The exception? Who's left?:
Only Nasser — who clipped the wings of the aristocracy and uplifted the poor, creating a viable middle class — bonded with Cairo. The expansion in education and health services and the establishment of an industry-oriented public sector gave rise to, and consolidated, Egypt’s middle class in the 1950s and 1960s. In 1956, he vowed steadfastness against the tripartite aggression (Suez) from the rostrum of the widely revered Al-Azhar mosque, in the heart of Cairo’s old Islamic city. “I am here in Cairo with you and my children are also here in Cairo.
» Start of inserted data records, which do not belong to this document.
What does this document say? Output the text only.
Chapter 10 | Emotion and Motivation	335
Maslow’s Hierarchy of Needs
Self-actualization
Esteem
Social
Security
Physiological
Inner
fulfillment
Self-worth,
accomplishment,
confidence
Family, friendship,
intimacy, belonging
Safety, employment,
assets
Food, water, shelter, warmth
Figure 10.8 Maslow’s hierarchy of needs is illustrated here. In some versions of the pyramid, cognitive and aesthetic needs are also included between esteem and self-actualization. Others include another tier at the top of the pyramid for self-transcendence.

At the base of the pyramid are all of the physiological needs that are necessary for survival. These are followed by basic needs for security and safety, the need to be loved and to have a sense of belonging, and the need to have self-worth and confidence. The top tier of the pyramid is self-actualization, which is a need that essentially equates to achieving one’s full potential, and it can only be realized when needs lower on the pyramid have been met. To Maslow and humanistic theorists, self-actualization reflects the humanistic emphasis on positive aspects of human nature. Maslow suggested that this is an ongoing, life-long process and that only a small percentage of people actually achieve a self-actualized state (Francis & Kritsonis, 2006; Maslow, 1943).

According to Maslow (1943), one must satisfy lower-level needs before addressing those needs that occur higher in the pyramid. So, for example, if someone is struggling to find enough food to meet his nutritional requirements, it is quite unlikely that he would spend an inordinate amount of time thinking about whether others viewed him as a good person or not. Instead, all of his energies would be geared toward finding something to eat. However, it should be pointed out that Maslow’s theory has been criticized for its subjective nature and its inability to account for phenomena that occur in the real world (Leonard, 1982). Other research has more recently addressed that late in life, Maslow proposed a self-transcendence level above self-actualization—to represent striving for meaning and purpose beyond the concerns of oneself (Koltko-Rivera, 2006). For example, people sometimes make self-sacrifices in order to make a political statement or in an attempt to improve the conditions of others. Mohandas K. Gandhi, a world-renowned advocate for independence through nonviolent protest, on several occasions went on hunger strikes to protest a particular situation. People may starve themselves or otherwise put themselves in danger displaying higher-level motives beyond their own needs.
I did not send them away [for protection from air raids],” he said, to affirm his loyalty to the city.
Nasser did not travel much during his reign. He was not a big fan of the tourist retreats of Egypt’s pre-revolution aristocracy. He stayed in Cairo, and there he died. In the autumn of 1970, Nasser resided for a few days in Cairo’s posh Nile Hilton during the emergency Arab summit convened to put an end to the bloody Palestinian-Jordanian conflict — Black September. On the night of September 27th, on the balcony of his hotel room that overlooked River Nile, Kasr El-Nil Bridge and the lights of the city that never sleeps, he told his friend Mohamed Heikal: “This is the best view in the world.” On the following day, he died.
There's a genuine truth in this piece, and one that goes far to explain the deep differences among Egyptians today. Read the whole thing, though. At least twice.

1 comment:

Anonymous said...

A post that shows just how absurd Al Sisi's pretensions are to the mantle of Nasser.

In every Arab capital there is a Nasser Square. Al Sisi will be lucky to get a stop named for him on the Cairo Metro.